I recently visited some friends and took my dog along. As soon as I entered their yard, my dog set off after their cat. The cat ran away in fright and didn’t return for several hours. The cat was due at the veterinarian’s office that afternoon. My friends canceled the appointment, but they were charged a “no show” fee. My friends claim I should pay it. Should I? JAMES, CALIF.

My answer: Why don’t you talk it out with them. They claim you should pay. Do you agree? If so, pay. If not, you know you can talk to them, right?

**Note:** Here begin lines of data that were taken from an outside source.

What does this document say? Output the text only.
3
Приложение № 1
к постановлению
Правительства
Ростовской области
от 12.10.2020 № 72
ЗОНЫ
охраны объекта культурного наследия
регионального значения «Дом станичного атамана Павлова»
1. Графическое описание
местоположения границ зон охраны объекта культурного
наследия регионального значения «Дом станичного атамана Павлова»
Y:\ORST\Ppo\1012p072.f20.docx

Hmm… after answering so smugly, I’m reminded that I once didn’t understand how negotiation can create and build relationships, helping people understand each other. Mainstream society often portrays negotiation as hard-edged, shady, and in the domain of used-car salespeople and hostage situations. There’s much more to it. The book Getting to Yes is the classic in the field for a reason. I found it changed my view on give-and-take parts of relationships and gave me skills to improve relationships I wouldn’t have dreamed of otherwise. I expect you’ll learn a lot from it, though you have to practice for the material to sink in.

The New York Times Answer: Technically, your dog is responsible. But you are responsible for the dog, and the dog has no money and cannot comprehend the meaning of its actions. Moreover, the dog is a dog, and chasing cats is something dogs often do. This is part of the burden of owning them. Pay the bill.